You have already used Ansible Automation quite a bit and have started to look into Tower? Or you are already using Tower? Cool. We prepared this lab to give a hands-on introduction to some of the more advanced features of Tower. You’ll learn about:
Using command line tools to manage Ansible Tower
Ansible Tower clustering
Working with Instance Groups
Using isolated nodes to manage remote locations
Ways to provide inventories (importing inventory, dynamic inventory)
The Smart Inventory feature
Optional: How to structure Ansible content in Git repos
Optional: How to work with the Tower API
To be honest we got carried away slightly while trying to press all these cool features into a two-hours lab session. We decided to flag the last two chapters as “optional” instead of taking them out. If you find the time to run them, cool! If not, the lab guide will stay where it is, feel free to go through these lab tasks later (you don’t need a Tower cluster for this).
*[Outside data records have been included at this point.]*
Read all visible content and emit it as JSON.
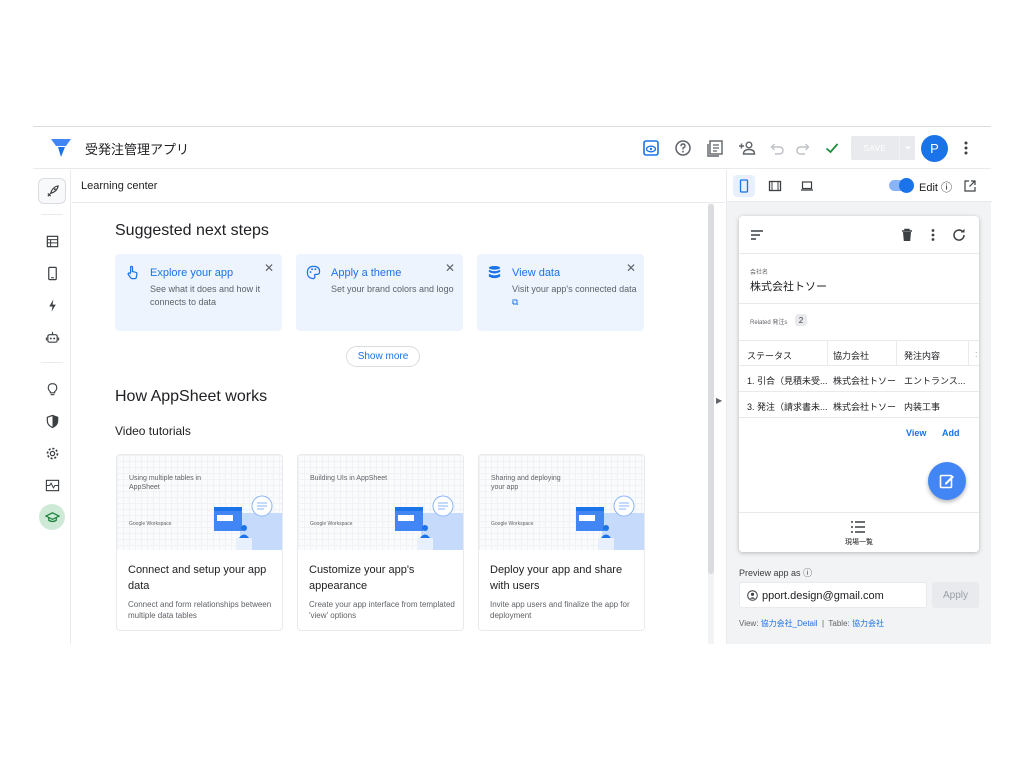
{
  "header": {
    "app_title": "受発注管理アプリ",
    "save_label": "SAVE",
    "avatar_initial": "P",
    "brand_color": "#1a73e8"
  },
  "rail": {
    "items": [
      "rocket-icon",
      "data-icon",
      "phone-icon",
      "automation-icon",
      "bot-icon",
      "lightbulb-icon",
      "shield-icon",
      "settings-icon",
      "monitor-icon",
      "learning-icon"
    ]
  },
  "learning_center": {
    "title": "Learning center",
    "suggested_heading": "Suggested next steps",
    "steps": [
      {
        "title": "Explore your app",
        "desc": "See what it does and how it connects to data",
        "icon": "hand-pointer-icon"
      },
      {
        "title": "Apply a theme",
        "desc": "Set your brand colors and logo",
        "icon": "palette-icon"
      },
      {
        "title": "View data",
        "desc": "Visit your app's connected data",
        "icon": "database-icon"
      }
    ],
    "show_more": "Show more",
    "how_heading": "How AppSheet works",
    "video_heading": "Video tutorials",
    "videos": [
      {
        "thumb_title": "Using multiple tables in AppSheet",
        "brand": "Google Workspace",
        "title": "Connect and setup your app data",
        "desc": "Connect and form relationships between multiple data tables"
      },
      {
        "thumb_title": "Building UIs in AppSheet",
        "brand": "Google Workspace",
        "title": "Customize your app's appearance",
        "desc": "Create your app interface from templated 'view' options"
      },
      {
        "thumb_title": "Sharing and deploying your app",
        "brand": "Google Workspace",
        "title": "Deploy your app and share with users",
        "desc": "Invite app users and finalize the app for deployment"
      }
    ]
  },
  "preview": {
    "edit_label": "Edit",
    "field_label": "会社名",
    "field_value": "株式会社トソー",
    "related_label": "Related 発注s",
    "related_count": "2",
    "table": {
      "headers": [
        "ステータス",
        "協力会社",
        "発注内容"
      ],
      "rows": [
        [
          "1. 引合（見積未受...",
          "株式会社トソー",
          "エントランス..."
        ],
        [
          "3. 発注（請求書未...",
          "株式会社トソー",
          "内装工事"
        ]
      ]
    },
    "view_link": "View",
    "add_link": "Add",
    "bottom_nav_label": "現場一覧",
    "preview_as_label": "Preview app as",
    "email": "pport.design@gmail.com",
    "apply_label": "Apply",
    "view_prefix": "View:",
    "view_name": "協力会社_Detail",
    "table_prefix": "Table:",
    "table_name": "協力会社"
  }
}
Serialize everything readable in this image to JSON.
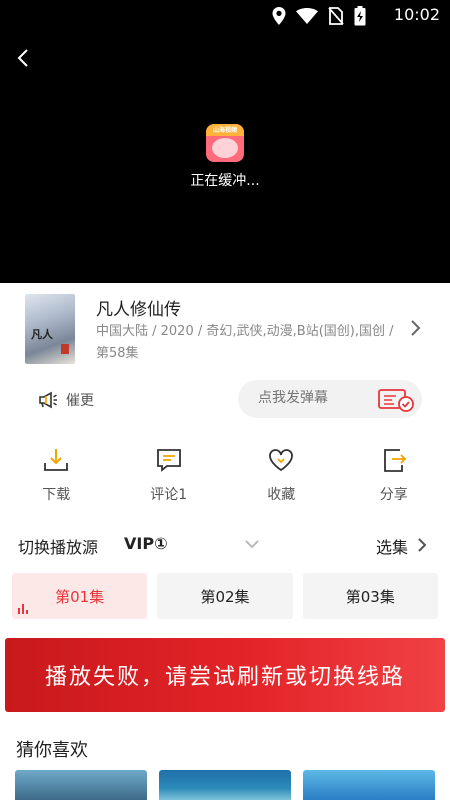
{
  "status_bar": {
    "time": "10:02",
    "icons": [
      "location-icon",
      "wifi-icon",
      "no-sim-icon",
      "battery-charging-icon"
    ]
  },
  "player": {
    "app_logo_text": "山海视频",
    "buffering_text": "正在缓冲..."
  },
  "show": {
    "title": "凡人修仙传",
    "meta": "中国大陆 / 2020 / 奇幻,武侠,动漫,B站(国创),国创 / 第58集",
    "poster_text": "凡人"
  },
  "interaction": {
    "urge_label": "催更",
    "danmaku_placeholder": "点我发弹幕"
  },
  "actions": [
    {
      "label": "下载",
      "icon": "download-icon"
    },
    {
      "label": "评论1",
      "icon": "comment-icon"
    },
    {
      "label": "收藏",
      "icon": "heart-icon"
    },
    {
      "label": "分享",
      "icon": "share-icon"
    }
  ],
  "source": {
    "label": "切换播放源",
    "value": "VIP①",
    "pick_label": "选集"
  },
  "episodes": [
    {
      "label": "第01集",
      "active": true
    },
    {
      "label": "第02集",
      "active": false
    },
    {
      "label": "第03集",
      "active": false
    }
  ],
  "error_banner": "播放失败，请尝试刷新或切换线路",
  "recommend": {
    "title": "猜你喜欢"
  },
  "colors": {
    "accent": "#e8353a",
    "banner": "#e32428",
    "player_bg": "#000000"
  }
}
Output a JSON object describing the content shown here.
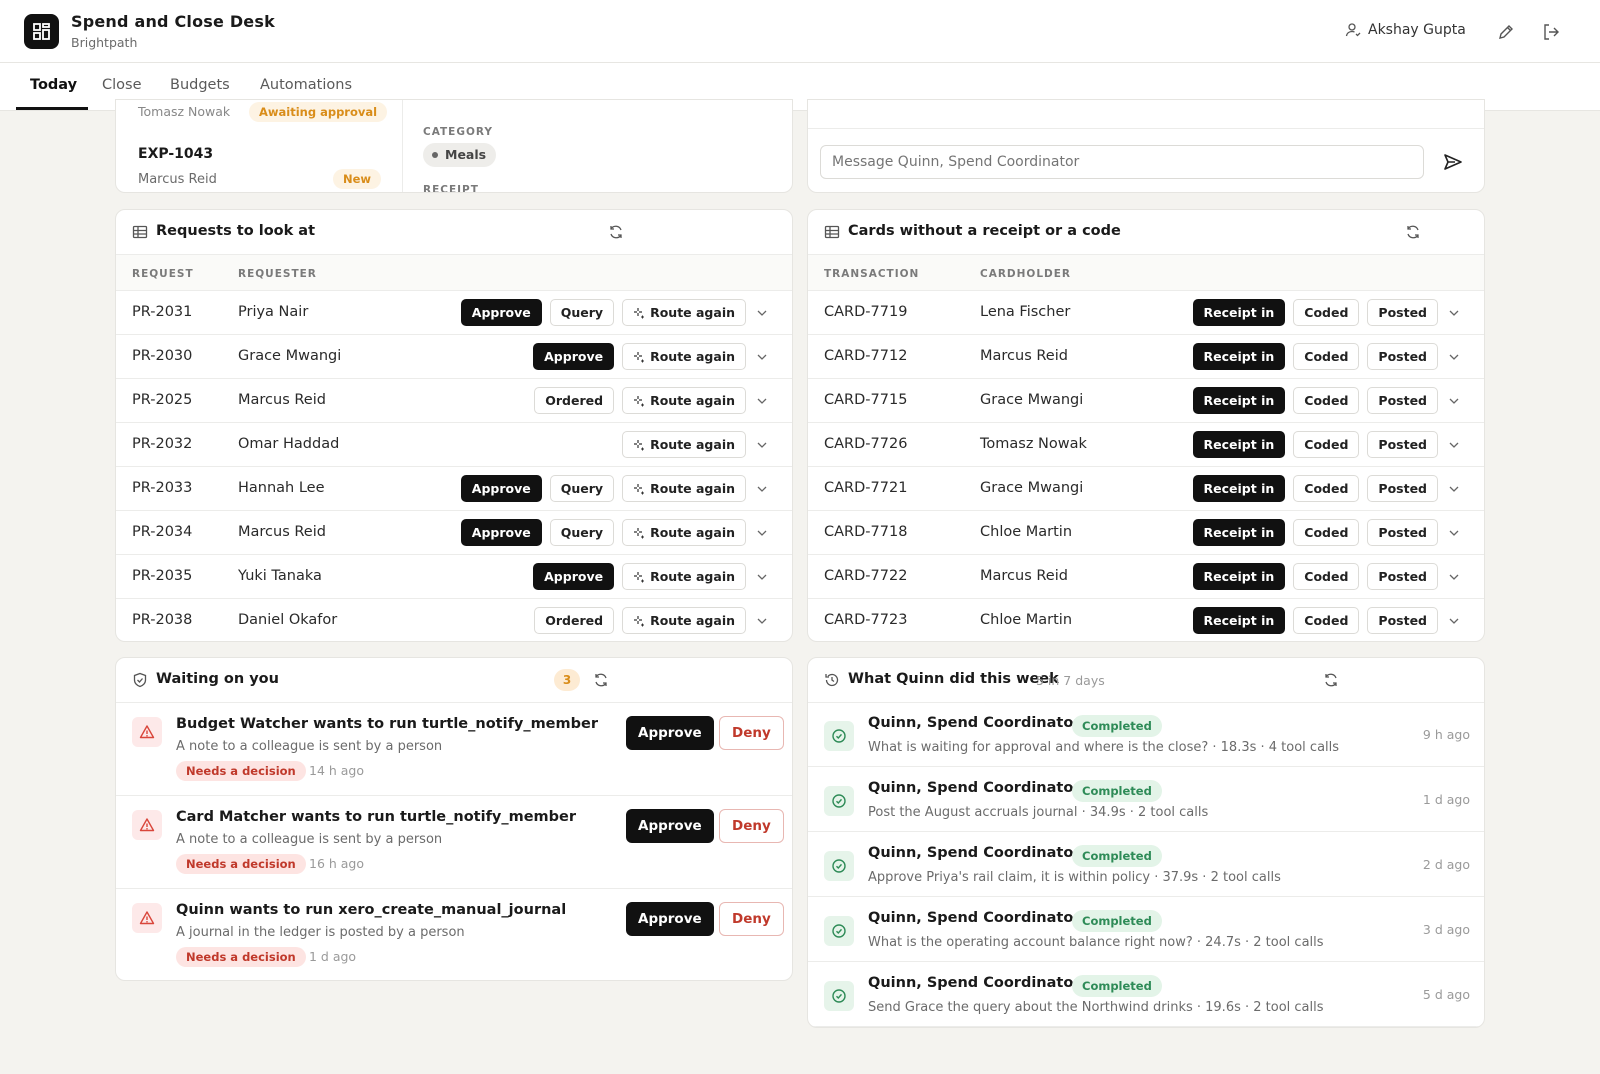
{
  "header": {
    "title": "Spend and Close Desk",
    "org": "Brightpath",
    "user": "Akshay Gupta"
  },
  "tabs": [
    "Today",
    "Close",
    "Budgets",
    "Automations"
  ],
  "expense_panel": {
    "partial_name": "Tomasz Nowak",
    "partial_status": "Awaiting approval",
    "item_id": "EXP-1043",
    "item_person": "Marcus Reid",
    "item_badge": "New",
    "category_label": "CATEGORY",
    "category_value": "Meals",
    "receipt_label": "RECEIPT"
  },
  "chat": {
    "placeholder": "Message Quinn, Spend Coordinator"
  },
  "requests": {
    "title": "Requests to look at",
    "col_request": "REQUEST",
    "col_requester": "REQUESTER",
    "rows": [
      {
        "id": "PR-2031",
        "name": "Priya Nair",
        "actions": [
          "Approve",
          "Query",
          "Route again"
        ]
      },
      {
        "id": "PR-2030",
        "name": "Grace Mwangi",
        "actions": [
          "Approve",
          "Route again"
        ]
      },
      {
        "id": "PR-2025",
        "name": "Marcus Reid",
        "actions": [
          "Ordered",
          "Route again"
        ]
      },
      {
        "id": "PR-2032",
        "name": "Omar Haddad",
        "actions": [
          "Route again"
        ]
      },
      {
        "id": "PR-2033",
        "name": "Hannah Lee",
        "actions": [
          "Approve",
          "Query",
          "Route again"
        ]
      },
      {
        "id": "PR-2034",
        "name": "Marcus Reid",
        "actions": [
          "Approve",
          "Query",
          "Route again"
        ]
      },
      {
        "id": "PR-2035",
        "name": "Yuki Tanaka",
        "actions": [
          "Approve",
          "Route again"
        ]
      },
      {
        "id": "PR-2038",
        "name": "Daniel Okafor",
        "actions": [
          "Ordered",
          "Route again"
        ]
      }
    ]
  },
  "cards": {
    "title": "Cards without a receipt or a code",
    "col_transaction": "TRANSACTION",
    "col_cardholder": "CARDHOLDER",
    "rows": [
      {
        "id": "CARD-7719",
        "name": "Lena Fischer",
        "actions": [
          "Receipt in",
          "Coded",
          "Posted"
        ]
      },
      {
        "id": "CARD-7712",
        "name": "Marcus Reid",
        "actions": [
          "Receipt in",
          "Coded",
          "Posted"
        ]
      },
      {
        "id": "CARD-7715",
        "name": "Grace Mwangi",
        "actions": [
          "Receipt in",
          "Coded",
          "Posted"
        ]
      },
      {
        "id": "CARD-7726",
        "name": "Tomasz Nowak",
        "actions": [
          "Receipt in",
          "Coded",
          "Posted"
        ]
      },
      {
        "id": "CARD-7721",
        "name": "Grace Mwangi",
        "actions": [
          "Receipt in",
          "Coded",
          "Posted"
        ]
      },
      {
        "id": "CARD-7718",
        "name": "Chloe Martin",
        "actions": [
          "Receipt in",
          "Coded",
          "Posted"
        ]
      },
      {
        "id": "CARD-7722",
        "name": "Marcus Reid",
        "actions": [
          "Receipt in",
          "Coded",
          "Posted"
        ]
      },
      {
        "id": "CARD-7723",
        "name": "Chloe Martin",
        "actions": [
          "Receipt in",
          "Coded",
          "Posted"
        ]
      }
    ]
  },
  "waiting": {
    "title": "Waiting on you",
    "count": "3",
    "approve_label": "Approve",
    "deny_label": "Deny",
    "items": [
      {
        "title": "Budget Watcher wants to run turtle_notify_member",
        "subtitle": "A note to a colleague is sent by a person",
        "badge": "Needs a decision",
        "time": "14 h ago"
      },
      {
        "title": "Card Matcher wants to run turtle_notify_member",
        "subtitle": "A note to a colleague is sent by a person",
        "badge": "Needs a decision",
        "time": "16 h ago"
      },
      {
        "title": "Quinn wants to run xero_create_manual_journal",
        "subtitle": "A journal in the ledger is posted by a person",
        "badge": "Needs a decision",
        "time": "1 d ago"
      }
    ]
  },
  "activity": {
    "title": "What Quinn did this week",
    "meta": "5 in 7 days",
    "items": [
      {
        "agent": "Quinn, Spend Coordinator",
        "status": "Completed",
        "detail": "What is waiting for approval and where is the close? · 18.3s · 4 tool calls",
        "time": "9 h ago"
      },
      {
        "agent": "Quinn, Spend Coordinator",
        "status": "Completed",
        "detail": "Post the August accruals journal · 34.9s · 2 tool calls",
        "time": "1 d ago"
      },
      {
        "agent": "Quinn, Spend Coordinator",
        "status": "Completed",
        "detail": "Approve Priya's rail claim, it is within policy · 37.9s · 2 tool calls",
        "time": "2 d ago"
      },
      {
        "agent": "Quinn, Spend Coordinator",
        "status": "Completed",
        "detail": "What is the operating account balance right now? · 24.7s · 2 tool calls",
        "time": "3 d ago"
      },
      {
        "agent": "Quinn, Spend Coordinator",
        "status": "Completed",
        "detail": "Send Grace the query about the Northwind drinks · 19.6s · 2 tool calls",
        "time": "5 d ago"
      }
    ]
  }
}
Definitely, the Markdown sources are available here:
https://github.com/goetzrieger/ansible-labs-summit2020/tree/master/content/ansible-tower-advanced
In this lab you work in a pre-configured lab environment. You will have access to the following hosts:
Role | URL for External Access (if applicable) | Hostname Internal |
---|---|---|
Ansible Tower Node 1 | student<N>.<LABID>.open.redhat.com | ansible-1 |
Ansible Tower Node 2 | ansible-2 | |
Ansible Tower Node 3 | ansible-3 | |
Visual Code Web UI | student<N>-code.<LABID>.open.redhat.com | |
Ansible Tower Database Host | ansible-4 | |
Managed RHEL8 Host 1 | node1 | |
Managed RHEL8 Host 2 | node2 | |
Ansible Tower Isolated Node | isonode | |
Managed Remote Host 1 | remotenode |
The lab environments in this session have a <LABID> and are separated by numbered student<N> accounts. You will be able to access the hosts using the external hostnames. Internally the hosts have different names as shown above. Follow the instructions given by the lab facilitators to receive the values for student<N> and <LABID>!
Ansible Tower has already been installed and licensed for you, the web UI will be reachable over HTTP/HTTPS.
Wherever you see the placeholder VERY_SECRET_PASSWORD in the following pages, use instead the specific password provided to you on the lab page. In general, whenever you need a password, even without the placeholder explicitly written, it’s the same one.
As you can see the lab environment is pretty extensive. You basically have:
A three-node Tower cluster with a separate DB host, accessed via SSH or web UI
Two managed RHEL 8 hosts
And to mimic a remote site with isolated nodes:
One RHEL 8 host that acts as an isolated Tower node that can be reached via SSH from the Tower cluster nodes.
One RHEL 8 host which acts as a remote managed node that can only be reached from/through the isolated node.
Access to the isolated node and the managed hosts is actually not restricted in the lab environment. Just imagine filtered, DMZ-like access rules for educational purposes… ;-)
Some hints to get you started:
Don’t type everything manually, use copy & paste from the browser when appropriate. But don’t stop to think and understand… ;-)
To edit files or open a terminal window, we provide code-server, basically the great VSCode Editor running in your browser. It’s running on the first Tower node and can be accessed through the URL https://student<N>-code.<LABID>.open.redhat.com
Commands you are supposed to run are shown with or without the expected output, whatever makes more sense in the context.
The command line can wrap on the HTML page from time to time. Therefore the output is often separated from the command line for better readability by an empty line. Anyway, the line you should actually run should be recognizable by the prompt. :-)
You’ll get the access information for your lab (URL’s, password) from a landing page. Getting access to this page depends on how you are consuming the lab:
If you deployed from RHPDS, you’ll receive an email with the landing page URL
If you attend this lab at an event, your lab facilitator will lead you to the landing page
Either way you’ll get an URL similar to this: http://<LABID>.open.redhat.com
Your main points of contact with the lab are the Ansible Tower web UI’s and code-server, providing a VSCode-experience in your browser. You’ll use code-server to:
open virtual terminals
edit files
Now open code-server using the link from the lab landing page or this link in your browser by replacing <N> by your student number and the <LABID>:
https://student<N>-code.<LABID>.open.redhat.com
Use the password provided on the landing page to login into the code-server web UI, you can close the Welcome tab. Now open a new terminal by heading to the menu item Terminal at the top of the page and select New Terminal. A new section will appear in the lower half of the screen and you will be greeted with a prompt:
If unsure about the usage, read the Visual Studio Code Server introduction, to learn more about how to create and edit files, and to work with the Terminal.
Congrats, you now have a shell terminal on your Ansible Tower node 1. From here you run commands or access the other hosts in your lab environment if the lab task requires it.